Tregua energetica in malora ancora prima di iniziare: Kiev colpisce una raffineria
Ansa

Mentre la tregua negli attacchi incrociati russo-ucraini agli impianti energetici, annunciata dal presidente americano Donald Trump, non sembra mai iniziata, come mostrano gli ultimi raid dei droni di Kiev su raffinerie russe, la Nato fibrilla per l’intrusione di un drone abbattuto sulla Lituania da caccia italiani.

La fine della tregua fra Russia e Ucraina

Sulla mancata tregua, la portavoce russa Maria Zakharova ha chiosato che «la cosa più importante è che tali dichiarazioni si traducano in fatti», aggiungendo inoltre che «i leader occidentali devono valutare con cura i rischi di viaggi a Kiev».

Ieri i droni ucraini hanno colpito una grossa raffineria di petrolio a Syzran, nella regione di Samara, poiché secondo il presidente ucraino Volodymyr Zelensky «la Russia continua a colpire il nostro settore energetico, la logistica e le infrastrutture critiche», dopo che Mosca aveva colpito una stazione di servizio a Kiev.

Se Trump e i russi intendevano una moratoria nel settore dei carburanti, l’Ucraina pretendeva di osservarla solo se gli ordigni di Mosca avessero evitato anche le «infrastrutture» in generale, ad esempio le ferrovie. Fra altri obbiettivi dei droni di Kiev, a Taganrog, nella regione di Rostov, un impianto di produzione di droni e un magazzino della catena logistica Ozon, poi un sito di addestramento e lancio di droni nella regione di Oryol.

L’aviazione russa ha colpito nella regione di Kiev la stazione di servizio di Holosiivskyi e strutture nel porto di Odessa. S’è intensificata, su ammissione degli stessi ucraini, la campagna russa contro le ferrovie, anche vicino al confine polacco.

Lo scacchiere bellico-geopolitico

Per il ministro degli Esteri Andrii Sybiha, «metà delle 500 locomotive danneggiate da inizio guerra è stata colpita nel solo 2026».

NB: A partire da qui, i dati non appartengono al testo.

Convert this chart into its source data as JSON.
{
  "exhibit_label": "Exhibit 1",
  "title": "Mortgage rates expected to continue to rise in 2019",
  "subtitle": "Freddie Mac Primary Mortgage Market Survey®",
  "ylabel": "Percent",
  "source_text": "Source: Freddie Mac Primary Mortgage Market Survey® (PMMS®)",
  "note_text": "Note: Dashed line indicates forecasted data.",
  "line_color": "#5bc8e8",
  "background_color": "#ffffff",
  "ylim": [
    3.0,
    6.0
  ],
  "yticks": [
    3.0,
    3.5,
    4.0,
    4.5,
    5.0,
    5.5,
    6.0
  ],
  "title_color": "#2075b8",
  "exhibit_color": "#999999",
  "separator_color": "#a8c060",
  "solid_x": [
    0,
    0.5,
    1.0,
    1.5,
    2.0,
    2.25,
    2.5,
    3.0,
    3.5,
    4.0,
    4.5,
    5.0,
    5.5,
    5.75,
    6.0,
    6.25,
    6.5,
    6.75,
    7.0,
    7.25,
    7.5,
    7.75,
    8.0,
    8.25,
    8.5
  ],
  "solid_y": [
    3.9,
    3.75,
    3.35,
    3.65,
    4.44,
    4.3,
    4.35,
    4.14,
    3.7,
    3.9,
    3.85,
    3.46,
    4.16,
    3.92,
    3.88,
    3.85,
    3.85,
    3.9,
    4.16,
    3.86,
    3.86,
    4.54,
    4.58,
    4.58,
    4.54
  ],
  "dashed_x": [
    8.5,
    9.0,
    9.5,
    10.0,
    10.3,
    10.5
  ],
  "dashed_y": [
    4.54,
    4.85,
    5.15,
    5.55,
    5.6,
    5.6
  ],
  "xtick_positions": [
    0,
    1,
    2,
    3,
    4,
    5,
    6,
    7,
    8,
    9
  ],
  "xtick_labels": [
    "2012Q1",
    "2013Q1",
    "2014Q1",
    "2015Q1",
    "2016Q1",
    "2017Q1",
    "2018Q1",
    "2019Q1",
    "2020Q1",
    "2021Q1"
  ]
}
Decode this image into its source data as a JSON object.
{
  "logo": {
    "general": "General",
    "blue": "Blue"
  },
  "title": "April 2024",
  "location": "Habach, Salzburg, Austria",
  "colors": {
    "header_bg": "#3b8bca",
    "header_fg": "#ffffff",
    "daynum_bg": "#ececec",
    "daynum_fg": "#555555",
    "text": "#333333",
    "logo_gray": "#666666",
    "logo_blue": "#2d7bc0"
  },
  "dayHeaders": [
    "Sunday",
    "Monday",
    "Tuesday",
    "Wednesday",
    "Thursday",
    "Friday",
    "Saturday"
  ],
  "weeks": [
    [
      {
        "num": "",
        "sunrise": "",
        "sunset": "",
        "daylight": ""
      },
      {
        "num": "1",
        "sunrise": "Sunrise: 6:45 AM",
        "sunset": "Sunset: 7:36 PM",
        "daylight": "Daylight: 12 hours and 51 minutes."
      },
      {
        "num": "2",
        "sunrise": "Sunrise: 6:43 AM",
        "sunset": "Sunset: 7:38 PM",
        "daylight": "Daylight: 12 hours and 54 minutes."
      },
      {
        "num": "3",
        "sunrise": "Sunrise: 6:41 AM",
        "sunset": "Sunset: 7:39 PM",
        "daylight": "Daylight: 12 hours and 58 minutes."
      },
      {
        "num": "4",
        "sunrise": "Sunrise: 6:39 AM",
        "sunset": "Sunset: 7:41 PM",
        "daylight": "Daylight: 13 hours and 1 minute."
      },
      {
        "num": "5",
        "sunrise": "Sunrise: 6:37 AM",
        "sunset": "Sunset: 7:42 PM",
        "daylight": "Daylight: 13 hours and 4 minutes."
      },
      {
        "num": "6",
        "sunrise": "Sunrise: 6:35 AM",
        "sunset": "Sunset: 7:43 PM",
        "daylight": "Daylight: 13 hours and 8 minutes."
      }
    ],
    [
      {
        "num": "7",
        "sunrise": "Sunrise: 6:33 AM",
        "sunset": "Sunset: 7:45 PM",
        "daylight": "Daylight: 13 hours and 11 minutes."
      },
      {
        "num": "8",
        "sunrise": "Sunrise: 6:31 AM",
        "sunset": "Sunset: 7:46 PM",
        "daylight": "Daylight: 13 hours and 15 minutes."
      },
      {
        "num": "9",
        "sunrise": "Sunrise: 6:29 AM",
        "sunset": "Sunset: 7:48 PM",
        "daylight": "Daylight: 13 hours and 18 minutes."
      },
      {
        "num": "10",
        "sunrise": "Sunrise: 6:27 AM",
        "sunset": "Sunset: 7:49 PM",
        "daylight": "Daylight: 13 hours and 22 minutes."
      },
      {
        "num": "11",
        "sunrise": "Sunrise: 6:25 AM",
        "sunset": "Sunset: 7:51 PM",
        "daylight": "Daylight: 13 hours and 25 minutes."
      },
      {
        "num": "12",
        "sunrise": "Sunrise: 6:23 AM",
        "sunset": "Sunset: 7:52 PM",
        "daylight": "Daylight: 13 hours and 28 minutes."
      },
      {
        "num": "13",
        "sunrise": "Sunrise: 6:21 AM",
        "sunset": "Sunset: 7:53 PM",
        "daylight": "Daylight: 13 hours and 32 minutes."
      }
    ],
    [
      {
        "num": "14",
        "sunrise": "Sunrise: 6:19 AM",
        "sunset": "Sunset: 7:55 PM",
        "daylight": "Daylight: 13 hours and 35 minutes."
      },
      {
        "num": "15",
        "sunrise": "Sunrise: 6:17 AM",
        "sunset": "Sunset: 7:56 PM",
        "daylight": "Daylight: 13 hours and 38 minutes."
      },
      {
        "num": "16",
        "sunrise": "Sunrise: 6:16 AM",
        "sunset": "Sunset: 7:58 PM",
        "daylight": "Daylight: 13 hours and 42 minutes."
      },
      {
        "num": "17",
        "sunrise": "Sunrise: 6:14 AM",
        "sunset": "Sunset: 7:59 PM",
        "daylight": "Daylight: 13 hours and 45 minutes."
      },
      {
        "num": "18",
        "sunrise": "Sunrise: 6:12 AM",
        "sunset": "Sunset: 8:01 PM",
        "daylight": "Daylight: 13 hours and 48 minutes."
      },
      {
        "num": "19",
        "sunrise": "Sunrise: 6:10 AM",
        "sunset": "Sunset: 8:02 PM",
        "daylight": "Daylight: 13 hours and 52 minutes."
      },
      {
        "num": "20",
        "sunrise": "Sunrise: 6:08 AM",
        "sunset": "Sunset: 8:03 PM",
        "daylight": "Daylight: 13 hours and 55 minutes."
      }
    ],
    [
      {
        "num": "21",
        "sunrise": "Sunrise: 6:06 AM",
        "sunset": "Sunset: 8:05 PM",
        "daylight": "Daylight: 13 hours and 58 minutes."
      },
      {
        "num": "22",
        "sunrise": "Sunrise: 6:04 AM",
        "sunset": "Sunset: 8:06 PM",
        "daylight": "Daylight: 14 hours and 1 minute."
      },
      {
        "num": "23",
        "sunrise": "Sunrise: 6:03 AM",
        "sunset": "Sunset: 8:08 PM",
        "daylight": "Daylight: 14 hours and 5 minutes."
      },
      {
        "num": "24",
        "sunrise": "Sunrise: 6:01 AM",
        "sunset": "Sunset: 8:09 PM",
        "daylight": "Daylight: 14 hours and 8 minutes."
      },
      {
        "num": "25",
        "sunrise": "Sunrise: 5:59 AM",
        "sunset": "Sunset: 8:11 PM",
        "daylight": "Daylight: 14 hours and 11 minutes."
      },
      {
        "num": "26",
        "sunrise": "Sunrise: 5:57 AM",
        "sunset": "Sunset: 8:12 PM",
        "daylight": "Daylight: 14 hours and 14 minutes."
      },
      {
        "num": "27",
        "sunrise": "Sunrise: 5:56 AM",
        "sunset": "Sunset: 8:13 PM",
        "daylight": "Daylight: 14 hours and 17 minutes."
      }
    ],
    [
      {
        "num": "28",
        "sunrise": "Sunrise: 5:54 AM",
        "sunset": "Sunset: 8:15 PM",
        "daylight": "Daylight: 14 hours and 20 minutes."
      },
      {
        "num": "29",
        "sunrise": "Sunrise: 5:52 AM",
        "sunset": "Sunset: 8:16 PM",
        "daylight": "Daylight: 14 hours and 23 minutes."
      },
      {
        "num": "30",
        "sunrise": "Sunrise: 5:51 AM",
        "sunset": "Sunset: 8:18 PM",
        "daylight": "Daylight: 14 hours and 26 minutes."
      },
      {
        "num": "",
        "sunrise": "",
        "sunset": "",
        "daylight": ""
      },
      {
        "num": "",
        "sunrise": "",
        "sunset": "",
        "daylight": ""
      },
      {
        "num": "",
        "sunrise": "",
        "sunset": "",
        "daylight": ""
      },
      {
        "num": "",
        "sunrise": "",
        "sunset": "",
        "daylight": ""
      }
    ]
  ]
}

Mentre Zelensky incassava a Kiev la destituzione da parte del Parlamento del procuratore Ruslan Kravchenko, coinvolto in un caso di corruzione, il presidente russo Vladimir Putin, secondo il Financial Times, «ha spostato a Mosca la sede del forum del Club Valdai», previsto dal 28 settembre al 4 ottobre, solitamente tenuto a Sochi, sul Mar Nero, «per paura dei droni». Andriy Biletsky, comandante del 3° Corpo d’armata delle forze di Kiev, ha confermato un’offensiva ucraina nel settore di Lyman, nel nord del Donetsk, battezzata «Operazione Vivaldi», come il compositore italiano del 1700, che avrebbe «bonificato» 75 km quadrati di area, conquistandone 10.

Tale è il contesto di nuove tensioni fra Russia e Nato. Un drone proveniente dalla Bielorussia, è stato rilevato nella notte dai radar lituani mentre sorvolava Lentvaris, vicino alla capitale Vilnius. Sono decollati su allarme due caccia dell’Aeronautica italiana Eurofighter Typhoon di base a Siauliai nell’ambito della missione Nato protegge i Paesi baltici.

Coinvolti anche i caccia italiani

I caccia italiani, inquadrati nella Task Force Air «Baltic Thunder III», sono stati coordinati dal Centro operativo aereo Combinato della Nato a Uedem, in Germania, e hanno abbattuto il drone vicino a Kaunas. I rottami sono studiati dagli esperti, ma finora è stato solo confermato che «il drone trasportava esplosivi», senza specificare se fosse russo o ucraino. Il ministro della Difesa italiano Guido Crosetto ha visitato la base di Siauliai, plaudendo ai piloti italiani e ipotizzando che «il drone probabilmente era russo» e che «le valutazioni sul conflitto sono ora meno ottimistiche dato che la Russia ha sviluppato nuovi droni».

In Germania, in Bassa Sassonia, s’indaga sul ritrovamento dei rottami di un drone al lago Steinhude, vicino alla base di Wunstorf. Nel Mar Baltico la Danimarca ha lamentato lanci di razzi da segnalazione da una fregata russa all’indirizzo di un elicottero delle forze di Copenhagen. La Russia ha addotto «manovre provocatorie dell’elicottero danese vicino alla nostra nave».

Mosca ha anche inviato bombardieri giganti Tupolev Tu-95MS a pattugliare i cieli del Mare di Barents. Il ministro degli Esteri russo Sergej Lavrov spera di incontrare il collega americano Marco Rubio all’Assemblea generale delle Nazioni Unite a New York, per parlare dello scongelamento degli asset russi all’estero e della ripresa dello spirito del vertice di Anchorage del 2025 fra Usa e Russia.